Childhood diabetes is usually type 1 diabetes. However, the number of type 2 diabetes in children and adolescents has increased dramatically in recent years.

Type 1 diabetes is also called juvenile diabetes. This type of diabetes is due to a lack of insulin being produced by the pancreas.
Diabetes that is caused by a body’s increased tolerance to insulin is called type 2 diabetes. With this type of diabetes, the insulin produced by the pancreas has become ineffective in metabolizing glucose.
Both types of diabetes cause abnormally high levels of glucose in the blood. High blood sugar levels can cause complications of diabetes such as nerve damage, blindness, and blood vessel damage.
People with type 1 diabetes require insulin injections because their bodies do not produce enough insulin. Many parents opt for an insulin pump for diabetes treatment for their children.
An insulin pump is a device that administers doses of insulin as it is programmed to do. When using an insulin pump, the child only needs to be pricked once a week or so to insert the tube that will deliver the insulin from the pump rather than receiving insulin injections.
Children who were born to mothers with diabetes are at greater risk of developing type 2 diabetes in childhood. Type 2 diabetes in children often occurs when the child is overweight, not active, and has poor dietary habits.
Childhood type 2 diabetes is most common among American Indians. Children with type 2 diabetes often have a family history of diabetes in which many close relatives have the disorder.
For type 1 diabetes, there is not a strong link to heredity. Over three-quarters of children diagnosed with type 2 diabetes have at least one family member with diabetes.

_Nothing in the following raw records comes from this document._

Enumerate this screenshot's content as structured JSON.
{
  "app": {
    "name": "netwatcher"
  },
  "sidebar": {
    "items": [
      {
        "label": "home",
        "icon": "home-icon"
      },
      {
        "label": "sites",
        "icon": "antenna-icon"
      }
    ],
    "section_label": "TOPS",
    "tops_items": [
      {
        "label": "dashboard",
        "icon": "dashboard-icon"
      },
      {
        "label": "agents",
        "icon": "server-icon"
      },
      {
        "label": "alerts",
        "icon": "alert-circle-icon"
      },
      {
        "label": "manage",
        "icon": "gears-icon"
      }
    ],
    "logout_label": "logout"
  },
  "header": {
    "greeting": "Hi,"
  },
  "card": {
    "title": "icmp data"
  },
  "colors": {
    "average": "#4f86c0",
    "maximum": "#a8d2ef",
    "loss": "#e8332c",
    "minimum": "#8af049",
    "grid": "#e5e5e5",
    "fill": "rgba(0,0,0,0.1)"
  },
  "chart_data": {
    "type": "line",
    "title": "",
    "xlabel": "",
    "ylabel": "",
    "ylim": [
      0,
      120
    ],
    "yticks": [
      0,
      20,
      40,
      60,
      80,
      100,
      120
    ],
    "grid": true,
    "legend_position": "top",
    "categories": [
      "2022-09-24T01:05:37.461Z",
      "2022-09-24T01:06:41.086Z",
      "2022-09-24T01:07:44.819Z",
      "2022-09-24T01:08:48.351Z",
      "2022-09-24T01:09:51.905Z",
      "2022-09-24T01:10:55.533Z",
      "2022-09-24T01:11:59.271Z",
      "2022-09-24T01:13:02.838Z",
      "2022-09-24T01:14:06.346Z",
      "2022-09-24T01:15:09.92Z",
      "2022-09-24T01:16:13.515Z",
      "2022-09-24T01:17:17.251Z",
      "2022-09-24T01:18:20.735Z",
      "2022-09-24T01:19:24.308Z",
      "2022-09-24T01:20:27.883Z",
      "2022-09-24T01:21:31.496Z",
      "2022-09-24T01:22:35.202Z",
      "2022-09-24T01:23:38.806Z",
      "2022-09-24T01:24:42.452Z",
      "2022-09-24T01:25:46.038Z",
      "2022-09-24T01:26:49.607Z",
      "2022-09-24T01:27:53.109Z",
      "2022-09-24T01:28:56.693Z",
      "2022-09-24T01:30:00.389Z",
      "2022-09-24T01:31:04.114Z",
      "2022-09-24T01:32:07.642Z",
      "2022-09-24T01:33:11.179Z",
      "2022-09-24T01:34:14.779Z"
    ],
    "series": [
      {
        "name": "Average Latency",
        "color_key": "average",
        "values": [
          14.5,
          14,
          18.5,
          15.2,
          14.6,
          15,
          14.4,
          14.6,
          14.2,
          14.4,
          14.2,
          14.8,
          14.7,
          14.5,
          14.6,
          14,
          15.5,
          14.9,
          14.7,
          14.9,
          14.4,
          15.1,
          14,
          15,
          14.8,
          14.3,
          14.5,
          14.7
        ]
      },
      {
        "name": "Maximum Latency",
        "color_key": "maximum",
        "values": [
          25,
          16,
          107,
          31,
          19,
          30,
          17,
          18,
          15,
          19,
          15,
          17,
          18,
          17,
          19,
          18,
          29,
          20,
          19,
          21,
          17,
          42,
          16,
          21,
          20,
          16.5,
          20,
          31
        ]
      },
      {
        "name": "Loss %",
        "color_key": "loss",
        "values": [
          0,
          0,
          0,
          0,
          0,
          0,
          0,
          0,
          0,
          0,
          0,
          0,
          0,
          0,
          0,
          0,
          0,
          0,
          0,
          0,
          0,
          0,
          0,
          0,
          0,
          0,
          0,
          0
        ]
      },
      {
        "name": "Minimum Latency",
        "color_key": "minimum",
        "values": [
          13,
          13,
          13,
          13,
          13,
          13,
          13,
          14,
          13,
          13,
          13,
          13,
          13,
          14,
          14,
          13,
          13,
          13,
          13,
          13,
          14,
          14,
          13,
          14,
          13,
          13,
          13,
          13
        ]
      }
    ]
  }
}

Because type 2 diabetes in childhood was practically unheard of until recent years, doctors often neglect to test a child for diabetes. This means that the condition often goes untreated for a significant amount of time.
Signs of diabetes in children include increased thirst, frequent urination, weight loss, and increased appetite. If a parent notices these signs and the child has other risk factors such as being overweight or having a family history of diabetes, the child should be tested for diabetes.
Though type 1 diabetes requires prescribed insulin, type 2 diabetes can often be managed with diet and exercise. The doctor may give the parents a special diabetes diet for the child to follow. Doctors may refer the child to a dietician to create a diabetic diet.
As the child enters adolescence, the parents may want the child to become more independent in managing their diabetes so that they will be prepared to do so in adulthood. Gradually, a parent may give the child more control over their food choices and have the adolescent administer their own medication.